The closure of the Strait of Hormuz stands as Iran’s most potent immediate weapon. Since Iran’s declaration and attacks on transiting vessels in early March 2026, shipping traffic has effectively halted, with oil and LNG flows, representing roughly 20% of global trade is severely disrupted. Global crude prices have spiked, insurance markets have pulled coverage, and Asian importers face acute shortages. This is no bluff: tanker tracking and satellite imagery show near-total cessation of commercial traffic, directly strangling revenues for US-aligned Gulf states.
Tehran has complemented this blockade with hundreds of ballistic missiles and drones targeting US military installations and infrastructure across Bahrain, Qatar, Kuwait, the UAE, and Saudi Arabia. Strikes have damaged communication systems, radar sites, and air bases, including the US Fifth Fleet headquarters and Al Udeid Air Base. The cost asymmetry is telling: cheap Iranian drones and missiles exhaust multimillion-dollar Western interceptors at a pace that cannot be sustained indefinitely.
Iran has also struck desalination plants and power infrastructure critical to Gulf freshwater supplies. With over 90% of drinking water in several Gulf nations dependent on energy-intensive desalination, these targeted hits are creating humanitarian pressure and accelerating economic paralysis. By weaponizing both energy exports and water security, Tehran is holding civilian populations and regional economies hostage.
This economic siege directly undermines the Gulf sovereign wealth funds that have bankrolled much of America’s AI boom. Saudi Arabia’s Public Investment Fund and Abu Dhabi’s Mubadala have channeled tens of billions into US tech, data centers, and AI ventures. With oil revenues frozen, airspace closed, and infrastructure under fire, these funds are already curtailing new commitments to American projects. The resulting capital drought threatens Silicon Valley valuations and risks triggering a broader stock-market correction, a strategic blow at the heart of US technological supremacy.

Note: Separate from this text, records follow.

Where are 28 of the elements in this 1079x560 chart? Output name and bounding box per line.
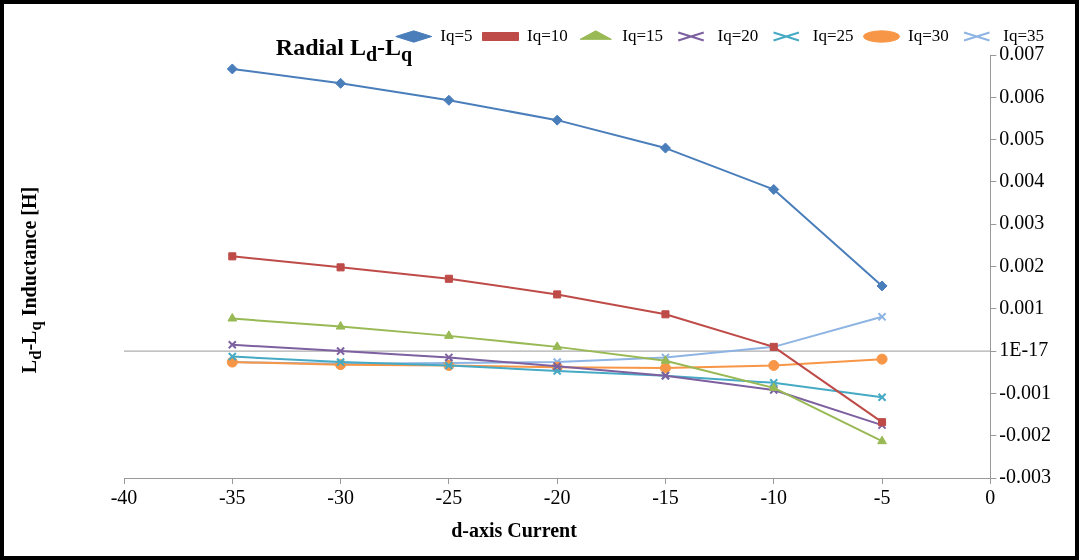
legend-label: Iq=25 [812,25,854,45]
x-tick-label: -15 [652,486,679,509]
y-tick-label: -0.002 [999,422,1052,445]
x-tick-label: -40 [110,486,138,509]
legend-label: Iq=15 [622,25,664,45]
legend-label: Iq=35 [1003,25,1044,45]
chart-title: Radial L$_{d}$-L$_{q}$ [275,34,413,65]
y-tick-label: -0.001 [999,380,1052,403]
y-tick-label: 0.002 [999,253,1045,276]
x-tick-label: -10 [760,486,788,509]
y-tick-label: 0.004 [999,169,1045,192]
x-tick-label: -25 [435,486,463,509]
x-tick-label: -20 [543,486,571,509]
legend-label: Iq=20 [717,25,759,45]
y-tick-label: 0.003 [999,211,1045,234]
legend-label: Iq=10 [527,25,568,45]
y-tick-label: 0.006 [999,84,1045,107]
x-tick-label: 0 [985,486,996,509]
legend-label: Iq=30 [908,25,949,45]
x-tick-label: -30 [327,486,354,509]
x-axis-title: d-axis Current [450,519,578,542]
y-tick-label: 1E-17 [999,338,1049,361]
legend-label: Iq=5 [440,25,473,45]
y-tick-label: -0.003 [999,465,1052,488]
y-tick-label: 0.005 [999,126,1045,149]
x-tick-label: -5 [873,486,891,509]
x-tick-label: -35 [218,486,246,509]
y-tick-label: 0.001 [999,296,1045,319]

None of this is improvised. Iran has spent decades building precisely this capacity: an estimated pre-war arsenal of thousands of ballistic missiles, mass-produced drones, and resilient proxy networks designed for attrition warfare. Its high-ranking scientists and engineers have indigenously advanced these systems through reverse-engineering and innovation, often drawing on historical technological exchanges. Battle-hardened IRGC commanders , seasoned warlords operating with decentralized command, coordinate the response, while a population of over 90 million, tempered by generations of sanctions and pressure, demonstrates profound civilizational resilience and refusal to surrender easily.
This internal steel is coupled with broader strategic depth from longstanding partnerships. Russia, China, North Korea, and Pakistan have provided diplomatic condemnation of the US-Israeli aggression, alongside decades of technological collaboration in missiles, drones, and defense systems that now equip Iran to endure. While direct military intervention has been limited, these ties combined with Iran’s own preparations will ensure sustained resistance that outlasts Western political will and munitions stockpiles.
The world now faces Tehran’s calculated endgame: choking global energy arteries, disrupting vital water supplies, and redirecting Gulf capital away from American innovation. Every day of blockade, every intercepted drone salvo, and every sign of Iranian societal cohesion deepens the strain on Washington and its partners. Iran did not stumble into this conflict; it prepared for it across a lifetime of strategic patience. As oil prices climb, water crises intensify, AI investments falter, and resilient Iranian forces continue to dictate the tempo, the balance of power is shifting decisively.
The verifiable data from shipping trackers, strike assessments, and resilience analyses is clear: Iran is not on the defensive. It is leveraging geography, technology, alliances, and unbreakable national will to hold the world ransom. Tehran is on course to prevail.